Une journée typique consacrée à la pratique de votre art, ça peut ressembler à quoi? (ce que vous faites, où créez-vous, manie, routine, etc.)
Je n’ai pas d’atelier chez moi encore, ça fait 20 ans que j’attends après! On a mis une rallonge à notre table de cuisine, je m’installe au bout et c’est le bordel pendant des semaines, des mois. Ça reste là et je vis dans mon bordel. Je ne m’occupe de rien, je suis vraiment dans ma bulle, je ne peux pas préparer de repas, je vais acheter du tout fait ou demande à mon chum de cuisiner et de m’appeler quand le repas est prêt. Quand je suis dans la création, j’ai de la misère, j’oublie même de boire! Je ne veux pas briser la bulle. Quand je réalise un contrat, c’est souvent du matin jusqu’au soir. Mais je dois prendre des pauses parce que mon corps me parle. Mais on ne voit pas le temps passer. Si j’ai une heure ou deux devant moi, je ne m’embarquerai pas dans la création. Ça me prend un bloc. Mais là, tout est arrêté. Je me dis que je vais avoir le temps pour réaliser le surplus quand je me disais ‘je n’y arriverai pas’. »

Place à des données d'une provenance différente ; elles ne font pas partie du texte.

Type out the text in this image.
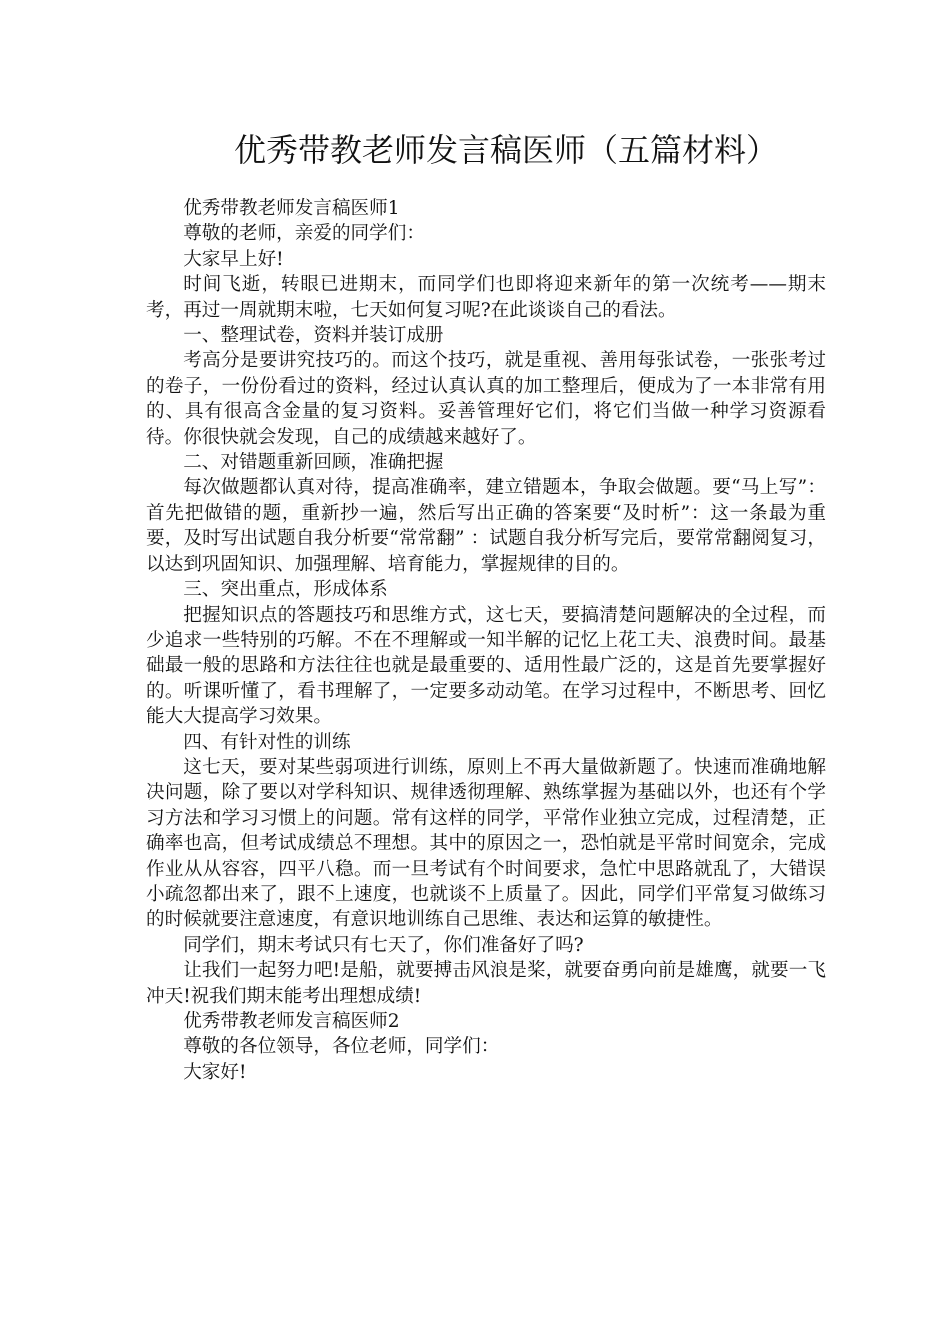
优秀带教老师发言稿医师（五篇材料）

优秀带教老师发言稿医师1

尊敬的老师，亲爱的同学们：

大家早上好!

时间飞逝，转眼已进期末，而同学们也即将迎来新年的第一次统考——期末考，再过一周就期末啦，七天如何复习呢?在此谈谈自己的看法。

一、整理试卷，资料并装订成册

考高分是要讲究技巧的。而这个技巧，就是重视、善用每张试卷，一张张考过的卷子，一份份看过的资料，经过认真认真的加工整理后，便成为了一本非常有用的、具有很高含金量的复习资料。妥善管理好它们，将它们当做一种学习资源看待。你很快就会发现，自己的成绩越来越好了。

二、对错题重新回顾，准确把握

每次做题都认真对待，提高准确率，建立错题本，争取会做题。要“马上写”：首先把做错的题，重新抄一遍，然后写出正确的答案要“及时析”：这一条最为重要，及时写出试题自我分析要“常常翻” ：试题自我分析写完后，要常常翻阅复习，以达到巩固知识、加强理解、培育能力，掌握规律的目的。

三、突出重点，形成体系

把握知识点的答题技巧和思维方式，这七天，要搞清楚问题解决的全过程，而少追求一些特别的巧解。不在不理解或一知半解的记忆上花工夫、浪费时间。最基础最一般的思路和方法往往也就是最重要的、适用性最广泛的，这是首先要掌握好的。听课听懂了，看书理解了，一定要多动动笔。在学习过程中，不断思考、回忆能大大提高学习效果。

四、有针对性的训练

这七天，要对某些弱项进行训练，原则上不再大量做新题了。快速而准确地解决问题，除了要以对学科知识、规律透彻理解、熟练掌握为基础以外，也还有个学习方法和学习习惯上的问题。常有这样的同学，平常作业独立完成，过程清楚，正确率也高，但考试成绩总不理想。其中的原因之一，恐怕就是平常时间宽余，完成作业从从容容，四平八稳。而一旦考试有个时间要求，急忙中思路就乱了，大错误小疏忽都出来了，跟不上速度，也就谈不上质量了。因此，同学们平常复习做练习的时候就要注意速度，有意识地训练自己思维、表达和运算的敏捷性。

同学们，期末考试只有七天了，你们准备好了吗?

让我们一起努力吧!是船，就要搏击风浪是桨，就要奋勇向前是雄鹰，就要一飞冲天!祝我们期末能考出理想成绩!

优秀带教老师发言稿医师2

尊敬的各位领导，各位老师，同学们：

大家好!
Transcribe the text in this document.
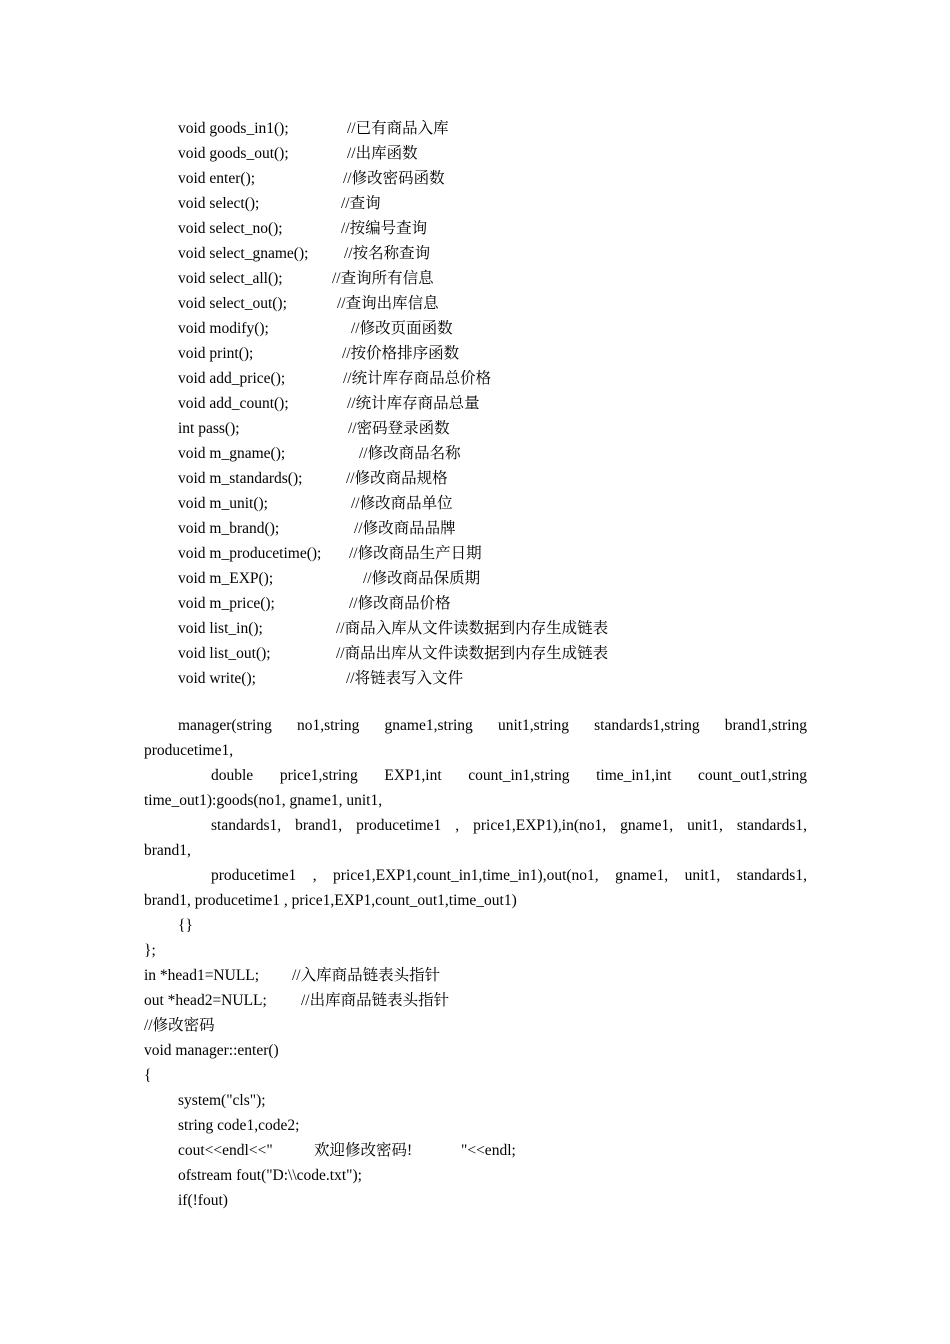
void goods_in1();	//已有商品入库
void goods_out();	//出库函数
void enter();	//修改密码函数
void select();	//查询
void select_no();	//按编号查询
void select_gname(); //按名称查询
void select_all();	//查询所有信息
void select_out();	//查询出库信息
void modify();	//修改页面函数
void print();	//按价格排序函数
void add_price();	//统计库存商品总价格
void add_count();	//统计库存商品总量
int pass();	//密码登录函数
void m_gname();	//修改商品名称
void m_standards();	//修改商品规格
void m_unit();	//修改商品单位
void m_brand();	//修改商品品牌
void m_producetime(); //修改商品生产日期
void m_EXP();	//修改商品保质期
void m_price();	//修改商品价格
void list_in();	//商品入库从文件读数据到内存生成链表
void list_out();	//商品出库从文件读数据到内存生成链表
void write();	//将链表写入文件
manager(string no1,string gname1,string unit1,string standards1,string brand1,string
producetime1,
double price1,string EXP1,int count_in1,string time_in1,int count_out1,string
time_out1):goods(no1, gname1, unit1,
standards1, brand1, producetime1 , price1,EXP1),in(no1, gname1, unit1, standards1,
brand1,
producetime1 , price1,EXP1,count_in1,time_in1),out(no1, gname1, unit1, standards1,
brand1, producetime1 , price1,EXP1,count_out1,time_out1)
{}
};
in *head1=NULL; //入库商品链表头指针
out *head2=NULL; //出库商品链表头指针
//修改密码
void manager::enter()
{
system("cls");
string code1,code2;
cout<<endl<<"	欢迎修改密码!	"<<endl;
ofstream fout("D:\\code.txt");
if(!fout)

Une citation, une chanson, un disque et un livre sur une île déserte
Citation : « On récolte ce que l’on sème » ainsi que « L’habit de fait pas le moine ».
« Ce n’est pas parce que le petit serpent est tout cute qu’il n’est pas dangereux. Comme moi, en ce moment, qui n’a tellement pas le physique de l’emploi pour tatouer! »

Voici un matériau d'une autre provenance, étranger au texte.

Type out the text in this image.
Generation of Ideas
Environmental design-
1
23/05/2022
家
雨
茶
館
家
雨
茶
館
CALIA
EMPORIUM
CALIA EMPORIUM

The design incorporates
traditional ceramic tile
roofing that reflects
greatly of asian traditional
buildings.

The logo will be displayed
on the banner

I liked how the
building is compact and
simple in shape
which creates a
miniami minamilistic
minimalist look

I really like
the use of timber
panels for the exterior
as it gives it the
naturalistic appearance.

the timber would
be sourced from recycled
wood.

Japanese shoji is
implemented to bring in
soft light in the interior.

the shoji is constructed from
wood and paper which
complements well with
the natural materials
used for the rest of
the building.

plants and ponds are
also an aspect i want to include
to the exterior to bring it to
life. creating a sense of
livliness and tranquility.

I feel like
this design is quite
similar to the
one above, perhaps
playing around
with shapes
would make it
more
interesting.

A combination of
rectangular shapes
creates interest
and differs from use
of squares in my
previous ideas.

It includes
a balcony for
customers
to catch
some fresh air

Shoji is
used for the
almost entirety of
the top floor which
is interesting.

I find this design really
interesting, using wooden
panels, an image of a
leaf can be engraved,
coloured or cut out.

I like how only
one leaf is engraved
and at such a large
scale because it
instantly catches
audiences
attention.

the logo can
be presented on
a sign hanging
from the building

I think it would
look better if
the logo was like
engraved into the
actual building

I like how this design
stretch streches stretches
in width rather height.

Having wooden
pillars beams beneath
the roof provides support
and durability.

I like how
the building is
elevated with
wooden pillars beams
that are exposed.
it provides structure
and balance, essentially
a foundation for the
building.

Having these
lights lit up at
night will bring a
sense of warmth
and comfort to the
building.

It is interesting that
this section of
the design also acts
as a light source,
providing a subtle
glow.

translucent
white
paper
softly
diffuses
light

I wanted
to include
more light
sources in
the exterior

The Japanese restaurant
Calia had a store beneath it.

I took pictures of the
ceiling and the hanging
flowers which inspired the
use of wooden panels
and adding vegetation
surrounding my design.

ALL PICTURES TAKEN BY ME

Chanson : « Hallelujah. J’aime toutes les versions. Ça me fait vibrer. »
Disque : « L’album Aral de Catherine Lara. Ça me connecte avec la nature, ça me fait danser. C’est un album instrumental. »
Livre : « Le Guide de survie en forêt! J’aime beaucoup La liste de Jeremy Lemay. C’est un livre de croissance personnelle, simple et facile à lire. »
On vous donne 285 512 $ pour réaliser une œuvre artistique, ça ressemblerait à quoi?
« Ce serait un spectacle visuel de la magie de la lumière noire. C’est un médium que je veux vraiment exploiter davantage. Je l’ai fait avec Terre-Maire Un. Ça fait 10 ans que j’ai ça dans la tête, un jour, je vais le faire! »
En terminant notre café, nous nous sommes dit que c’était peut-être le dernier avant quelque temps. Mais comme chaque averse, si intense soit-elle, laisse toujours place à un premier rayon de soleil, nous devrions boire un café rapproché ou à distance avec Chantal Séguin.